The author Nick Hornby often writes about music. One of his most famous novels, High Fidelity, is about a guy who works in a record store. But Hornby never actually made an album until he teamed up with singer-songwriter Ben Folds. Folds had been writing music for years, and he was looking for a way to make the experience fresh.
"Anything you can do to make your album sound like the first one, I'm all for it," says Folds. "Doing it this way is a first for me, and it's Nick's first record. It gives the whole thing a lot of energy. But mainly I just love Nick's writing. I don't think there would be many writers who I would trust to just take the lyrics without revising them at all and make songs out of them."
NPR's Ari Shapiro wanted to know how this collaboration worked, so he asked the duo to pick apart "Belinda" as a case study.
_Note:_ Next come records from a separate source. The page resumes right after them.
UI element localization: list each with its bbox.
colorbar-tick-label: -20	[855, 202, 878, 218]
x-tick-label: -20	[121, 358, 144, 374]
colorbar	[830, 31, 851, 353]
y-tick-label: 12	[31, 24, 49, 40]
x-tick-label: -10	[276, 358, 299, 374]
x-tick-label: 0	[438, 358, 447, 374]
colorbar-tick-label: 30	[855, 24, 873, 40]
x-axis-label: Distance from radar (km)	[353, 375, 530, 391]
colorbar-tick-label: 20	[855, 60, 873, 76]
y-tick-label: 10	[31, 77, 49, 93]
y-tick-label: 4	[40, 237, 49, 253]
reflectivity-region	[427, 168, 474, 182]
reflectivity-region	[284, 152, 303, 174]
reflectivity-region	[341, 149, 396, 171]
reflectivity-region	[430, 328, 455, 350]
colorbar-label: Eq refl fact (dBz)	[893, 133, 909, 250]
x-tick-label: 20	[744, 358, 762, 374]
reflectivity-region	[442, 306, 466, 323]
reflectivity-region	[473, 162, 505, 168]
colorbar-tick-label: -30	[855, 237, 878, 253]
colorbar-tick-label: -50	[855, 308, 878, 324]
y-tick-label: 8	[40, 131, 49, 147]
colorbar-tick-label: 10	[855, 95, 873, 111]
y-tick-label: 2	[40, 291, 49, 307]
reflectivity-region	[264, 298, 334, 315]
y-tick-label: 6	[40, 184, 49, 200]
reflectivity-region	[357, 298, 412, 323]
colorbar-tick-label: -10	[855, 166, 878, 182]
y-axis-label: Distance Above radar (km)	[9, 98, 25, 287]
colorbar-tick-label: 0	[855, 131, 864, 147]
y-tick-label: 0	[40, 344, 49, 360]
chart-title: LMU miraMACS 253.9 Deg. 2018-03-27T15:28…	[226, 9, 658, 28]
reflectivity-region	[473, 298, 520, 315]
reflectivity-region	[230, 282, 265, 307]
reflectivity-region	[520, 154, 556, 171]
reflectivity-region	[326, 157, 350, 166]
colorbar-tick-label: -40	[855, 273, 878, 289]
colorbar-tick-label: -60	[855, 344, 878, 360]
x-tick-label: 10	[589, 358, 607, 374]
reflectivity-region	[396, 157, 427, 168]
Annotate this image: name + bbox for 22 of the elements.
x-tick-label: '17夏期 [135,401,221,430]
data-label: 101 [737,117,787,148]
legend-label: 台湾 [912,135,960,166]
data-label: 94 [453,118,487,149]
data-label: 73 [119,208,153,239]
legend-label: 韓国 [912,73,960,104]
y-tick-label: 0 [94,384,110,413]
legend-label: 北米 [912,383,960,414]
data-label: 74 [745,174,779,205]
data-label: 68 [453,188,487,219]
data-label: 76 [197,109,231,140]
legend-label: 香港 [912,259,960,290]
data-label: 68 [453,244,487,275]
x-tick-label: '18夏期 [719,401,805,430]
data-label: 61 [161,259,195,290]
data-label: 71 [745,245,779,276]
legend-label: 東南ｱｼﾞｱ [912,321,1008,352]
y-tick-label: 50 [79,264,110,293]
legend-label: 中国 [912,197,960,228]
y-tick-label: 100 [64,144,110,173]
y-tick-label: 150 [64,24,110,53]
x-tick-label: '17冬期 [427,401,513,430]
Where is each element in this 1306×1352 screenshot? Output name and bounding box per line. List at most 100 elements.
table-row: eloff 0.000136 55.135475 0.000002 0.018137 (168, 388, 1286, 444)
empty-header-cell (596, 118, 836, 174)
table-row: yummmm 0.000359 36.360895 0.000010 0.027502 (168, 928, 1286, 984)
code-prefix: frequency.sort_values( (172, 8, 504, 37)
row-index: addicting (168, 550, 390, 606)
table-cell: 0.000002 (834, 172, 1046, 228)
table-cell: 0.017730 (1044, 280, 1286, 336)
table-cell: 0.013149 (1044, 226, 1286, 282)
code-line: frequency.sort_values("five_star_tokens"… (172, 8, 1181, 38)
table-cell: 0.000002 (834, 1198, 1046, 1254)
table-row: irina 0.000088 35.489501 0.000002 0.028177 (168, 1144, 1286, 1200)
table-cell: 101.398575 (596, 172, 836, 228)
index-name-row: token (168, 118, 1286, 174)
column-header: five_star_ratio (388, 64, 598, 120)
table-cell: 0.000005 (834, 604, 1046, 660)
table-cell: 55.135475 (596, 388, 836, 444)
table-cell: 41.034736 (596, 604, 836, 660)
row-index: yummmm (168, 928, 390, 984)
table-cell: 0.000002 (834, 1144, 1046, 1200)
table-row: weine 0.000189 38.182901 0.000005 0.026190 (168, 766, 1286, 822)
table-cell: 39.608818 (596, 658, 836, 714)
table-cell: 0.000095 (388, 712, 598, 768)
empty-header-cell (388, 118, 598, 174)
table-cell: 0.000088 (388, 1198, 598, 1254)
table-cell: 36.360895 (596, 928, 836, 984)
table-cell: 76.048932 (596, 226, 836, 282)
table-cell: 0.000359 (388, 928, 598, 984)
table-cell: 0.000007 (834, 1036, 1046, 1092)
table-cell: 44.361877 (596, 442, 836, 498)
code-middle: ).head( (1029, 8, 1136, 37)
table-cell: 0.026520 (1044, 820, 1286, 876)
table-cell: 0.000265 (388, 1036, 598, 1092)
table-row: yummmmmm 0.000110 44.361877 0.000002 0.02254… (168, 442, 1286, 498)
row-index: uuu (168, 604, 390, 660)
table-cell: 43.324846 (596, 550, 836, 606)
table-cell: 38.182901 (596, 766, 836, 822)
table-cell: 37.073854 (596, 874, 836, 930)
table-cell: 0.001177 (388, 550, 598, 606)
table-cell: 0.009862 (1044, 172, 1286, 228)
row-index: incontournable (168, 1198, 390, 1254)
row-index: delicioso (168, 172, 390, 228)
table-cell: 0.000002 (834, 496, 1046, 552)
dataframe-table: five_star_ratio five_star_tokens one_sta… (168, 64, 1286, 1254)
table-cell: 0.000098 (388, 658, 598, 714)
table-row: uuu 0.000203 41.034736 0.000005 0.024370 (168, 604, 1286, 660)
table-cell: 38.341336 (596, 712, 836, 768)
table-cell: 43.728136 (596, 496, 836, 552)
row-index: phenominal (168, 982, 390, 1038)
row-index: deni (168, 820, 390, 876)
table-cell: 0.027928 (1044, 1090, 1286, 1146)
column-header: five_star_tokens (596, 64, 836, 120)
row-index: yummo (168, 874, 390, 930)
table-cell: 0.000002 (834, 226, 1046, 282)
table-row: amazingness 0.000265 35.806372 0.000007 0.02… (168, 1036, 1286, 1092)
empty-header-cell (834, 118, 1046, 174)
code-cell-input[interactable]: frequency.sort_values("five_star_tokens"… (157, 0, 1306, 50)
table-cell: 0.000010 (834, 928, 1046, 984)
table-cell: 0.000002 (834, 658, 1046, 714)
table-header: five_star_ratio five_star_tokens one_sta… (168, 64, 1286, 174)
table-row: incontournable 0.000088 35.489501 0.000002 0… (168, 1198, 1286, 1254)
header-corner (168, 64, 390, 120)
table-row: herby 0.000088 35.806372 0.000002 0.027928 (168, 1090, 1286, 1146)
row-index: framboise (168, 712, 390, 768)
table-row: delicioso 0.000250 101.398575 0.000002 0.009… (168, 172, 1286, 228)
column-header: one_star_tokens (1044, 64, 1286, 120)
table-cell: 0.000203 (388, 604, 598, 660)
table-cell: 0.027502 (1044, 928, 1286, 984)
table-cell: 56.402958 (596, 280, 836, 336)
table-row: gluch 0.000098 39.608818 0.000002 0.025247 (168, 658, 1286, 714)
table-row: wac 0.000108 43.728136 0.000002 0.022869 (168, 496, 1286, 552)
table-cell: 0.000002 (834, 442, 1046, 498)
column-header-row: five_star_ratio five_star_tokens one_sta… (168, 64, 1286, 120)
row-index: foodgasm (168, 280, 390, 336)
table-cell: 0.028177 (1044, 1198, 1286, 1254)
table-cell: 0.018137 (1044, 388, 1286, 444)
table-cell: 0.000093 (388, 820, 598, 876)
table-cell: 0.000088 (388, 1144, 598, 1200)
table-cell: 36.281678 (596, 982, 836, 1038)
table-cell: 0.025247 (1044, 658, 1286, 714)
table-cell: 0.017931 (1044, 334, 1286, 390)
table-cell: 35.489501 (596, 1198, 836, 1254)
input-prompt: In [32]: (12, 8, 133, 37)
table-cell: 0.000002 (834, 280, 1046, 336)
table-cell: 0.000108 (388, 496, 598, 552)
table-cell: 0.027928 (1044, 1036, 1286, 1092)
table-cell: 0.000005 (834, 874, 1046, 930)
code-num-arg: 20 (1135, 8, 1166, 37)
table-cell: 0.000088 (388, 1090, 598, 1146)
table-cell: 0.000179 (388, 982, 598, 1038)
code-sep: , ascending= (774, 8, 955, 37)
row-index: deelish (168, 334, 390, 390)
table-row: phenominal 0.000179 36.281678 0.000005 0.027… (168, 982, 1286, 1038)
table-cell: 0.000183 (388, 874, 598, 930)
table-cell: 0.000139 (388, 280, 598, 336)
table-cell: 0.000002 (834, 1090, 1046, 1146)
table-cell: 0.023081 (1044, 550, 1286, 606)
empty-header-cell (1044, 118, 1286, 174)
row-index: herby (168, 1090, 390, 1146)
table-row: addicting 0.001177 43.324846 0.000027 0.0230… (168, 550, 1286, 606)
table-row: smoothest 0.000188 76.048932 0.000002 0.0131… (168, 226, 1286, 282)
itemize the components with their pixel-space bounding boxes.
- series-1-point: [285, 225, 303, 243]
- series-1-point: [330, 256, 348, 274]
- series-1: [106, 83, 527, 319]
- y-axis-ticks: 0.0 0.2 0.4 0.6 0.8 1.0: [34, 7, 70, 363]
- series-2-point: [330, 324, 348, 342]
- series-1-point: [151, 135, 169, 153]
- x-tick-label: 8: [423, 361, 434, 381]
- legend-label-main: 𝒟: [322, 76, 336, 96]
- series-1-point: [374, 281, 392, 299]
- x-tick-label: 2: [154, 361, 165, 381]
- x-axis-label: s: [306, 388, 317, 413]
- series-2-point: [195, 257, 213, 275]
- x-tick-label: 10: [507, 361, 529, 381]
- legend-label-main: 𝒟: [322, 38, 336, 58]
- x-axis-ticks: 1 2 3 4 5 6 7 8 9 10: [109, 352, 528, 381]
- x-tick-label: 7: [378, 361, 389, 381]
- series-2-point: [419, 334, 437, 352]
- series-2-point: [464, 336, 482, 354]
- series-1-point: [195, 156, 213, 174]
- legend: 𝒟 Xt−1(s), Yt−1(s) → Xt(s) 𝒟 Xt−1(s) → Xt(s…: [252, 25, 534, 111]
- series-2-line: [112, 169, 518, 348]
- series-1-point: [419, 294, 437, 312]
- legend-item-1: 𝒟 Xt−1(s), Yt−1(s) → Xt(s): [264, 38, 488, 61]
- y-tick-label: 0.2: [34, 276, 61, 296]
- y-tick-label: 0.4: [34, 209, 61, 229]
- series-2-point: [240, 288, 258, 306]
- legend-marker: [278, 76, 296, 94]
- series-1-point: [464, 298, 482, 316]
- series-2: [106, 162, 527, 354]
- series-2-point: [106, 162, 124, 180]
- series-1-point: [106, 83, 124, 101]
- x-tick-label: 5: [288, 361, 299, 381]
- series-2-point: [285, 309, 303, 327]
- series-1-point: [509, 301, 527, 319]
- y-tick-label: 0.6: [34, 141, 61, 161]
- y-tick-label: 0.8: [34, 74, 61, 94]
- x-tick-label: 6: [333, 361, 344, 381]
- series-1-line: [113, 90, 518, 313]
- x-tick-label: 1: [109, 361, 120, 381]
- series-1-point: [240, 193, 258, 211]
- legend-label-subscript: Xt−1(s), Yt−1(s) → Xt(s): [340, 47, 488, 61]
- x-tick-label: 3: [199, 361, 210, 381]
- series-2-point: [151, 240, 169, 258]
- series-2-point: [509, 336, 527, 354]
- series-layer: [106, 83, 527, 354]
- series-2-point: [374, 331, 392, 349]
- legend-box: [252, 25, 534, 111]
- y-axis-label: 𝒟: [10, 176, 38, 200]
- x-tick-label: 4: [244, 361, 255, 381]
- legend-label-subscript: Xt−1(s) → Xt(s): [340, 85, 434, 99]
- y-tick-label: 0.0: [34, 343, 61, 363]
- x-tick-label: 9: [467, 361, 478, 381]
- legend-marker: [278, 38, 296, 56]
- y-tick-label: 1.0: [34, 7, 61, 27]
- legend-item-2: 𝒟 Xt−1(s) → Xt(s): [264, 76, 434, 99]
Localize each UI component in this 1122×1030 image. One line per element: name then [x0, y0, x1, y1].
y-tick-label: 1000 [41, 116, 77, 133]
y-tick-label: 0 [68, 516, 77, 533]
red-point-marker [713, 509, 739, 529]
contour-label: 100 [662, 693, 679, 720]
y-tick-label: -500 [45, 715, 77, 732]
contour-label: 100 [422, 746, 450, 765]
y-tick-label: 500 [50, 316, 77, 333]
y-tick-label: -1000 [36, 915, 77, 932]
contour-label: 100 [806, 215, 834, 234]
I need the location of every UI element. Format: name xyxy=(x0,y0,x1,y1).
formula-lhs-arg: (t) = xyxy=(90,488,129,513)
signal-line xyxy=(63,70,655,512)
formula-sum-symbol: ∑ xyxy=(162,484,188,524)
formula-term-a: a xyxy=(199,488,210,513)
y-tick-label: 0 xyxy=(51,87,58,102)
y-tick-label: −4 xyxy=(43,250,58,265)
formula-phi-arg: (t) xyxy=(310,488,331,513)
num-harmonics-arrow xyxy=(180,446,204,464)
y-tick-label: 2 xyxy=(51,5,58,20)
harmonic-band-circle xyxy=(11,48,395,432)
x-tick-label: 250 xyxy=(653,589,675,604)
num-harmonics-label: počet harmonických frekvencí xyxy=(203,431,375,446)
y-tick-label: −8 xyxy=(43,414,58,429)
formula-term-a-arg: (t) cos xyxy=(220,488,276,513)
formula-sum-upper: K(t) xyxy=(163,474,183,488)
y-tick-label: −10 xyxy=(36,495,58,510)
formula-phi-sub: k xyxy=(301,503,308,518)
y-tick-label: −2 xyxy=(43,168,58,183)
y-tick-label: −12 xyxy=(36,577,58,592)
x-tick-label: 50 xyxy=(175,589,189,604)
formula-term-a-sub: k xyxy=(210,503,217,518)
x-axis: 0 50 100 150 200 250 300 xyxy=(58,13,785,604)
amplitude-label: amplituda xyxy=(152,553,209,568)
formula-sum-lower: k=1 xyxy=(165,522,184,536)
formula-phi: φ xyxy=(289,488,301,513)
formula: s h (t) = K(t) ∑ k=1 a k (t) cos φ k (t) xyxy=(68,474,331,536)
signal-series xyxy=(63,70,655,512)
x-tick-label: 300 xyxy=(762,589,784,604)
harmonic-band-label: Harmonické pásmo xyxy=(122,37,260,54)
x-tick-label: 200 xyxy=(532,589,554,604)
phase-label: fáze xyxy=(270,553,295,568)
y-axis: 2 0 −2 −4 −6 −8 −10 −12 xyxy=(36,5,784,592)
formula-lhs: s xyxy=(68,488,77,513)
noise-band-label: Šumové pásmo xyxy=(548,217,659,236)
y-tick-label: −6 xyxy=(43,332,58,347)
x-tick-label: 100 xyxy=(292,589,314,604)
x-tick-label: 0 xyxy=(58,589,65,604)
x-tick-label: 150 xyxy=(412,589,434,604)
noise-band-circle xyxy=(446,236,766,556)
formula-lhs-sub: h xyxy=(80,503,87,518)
"First of all, I was in songwriting mode," says Hornby. "And something did happen when I went into songwriting mode, in that any sort of half-idea I had for anything suddenly became a lyric, as opposed to a short story or a fragment of a novel or an idea for a screenplay. One of the ideas I had had was about a guy's relationship with a song. I think I was probably thinking of something like [Eric Clapton's] 'Layla,' which is about a famous relationship that's long since water under the bridge. I wondered what it would be like to sing that song pretty much every night when he didn't have that relationship with the person anymore. So I invented this person who pretty much only has one song called 'Belinda,' which is about his ex-wife who he had treated very badly. He has to sing it every night of his life."
Finding The Melody
After Hornby finished the words, Folds had to find inroads to the melody.
"When I get Nick's lyrics, it can be the shape of the lyrics or the way something just rolls off the tongue that creates a melody really quickly," says Folds. "The chorus sounded like what I think Nick wanted it to sound like, which is a hit song from the '70s that we're all supposed to know, but never actually existed."
But Hornby's musical intentions didn't always come out the way he expected them from Folds. He wrote the words to "Practical Amanda" intending it to come out like "Kate," the sunny pop song from Ben Folds Five's Whatever and Ever Amen. Instead, Folds wrote an "incredibly moving ballad," and Amanda happens to be the name of Hornby's wife — a fact he says made him blush.
"I could tell by the phrases that it was meant to be upbeat, and that's the way I thought of it when I first opened it, but nothing really came," Folds says. "I was on tour doing Lollapalooza in Chicago, and I was walking and thought, 'Huh, that could be a love ballad.' "
As is the nature of collaboration, there's the potential of fight or flight, but as challenging as Hornby's lyrics could be to transform into melodies, Folds says he never felt it was right to change Hornby's words.
"What I was asking for was to create something I never would have created before," Folds says, later adding, "Nick writes words. Everyone likes them. More people read his books than listen to my music, so it doesn't make sense for me to change them."
Limits And The Limitless
Ultimately, Folds says it's easier to write an album this way. Otherwise, the singer-songwriter draws from his own life with melodies constantly in the brain. But here, Hornby provides the framework.
"The thing about writing to Nick's framework is that, once I'm finished responding to the life that he's created, we have a finished song," Folds says.
"I was just going to say about sending Ben the lyrics and saying, 'Well, this is what they are' — [it] works in the same way that if you tell a kid, 'Write something; write anything; you can write a story about anything you want,' they can't think of anything," says Hornby. "But if you say, 'Write a story about a crocodile, a pineapple and a stair lift in a hotel,' then it will spark something up. The same still happens to me if I'm commissioned to write anything I want for a magazine. I never want to do it. But if someone comes in with some specific ideas about something, then the limit placed on the limitless actually does spark the imagination."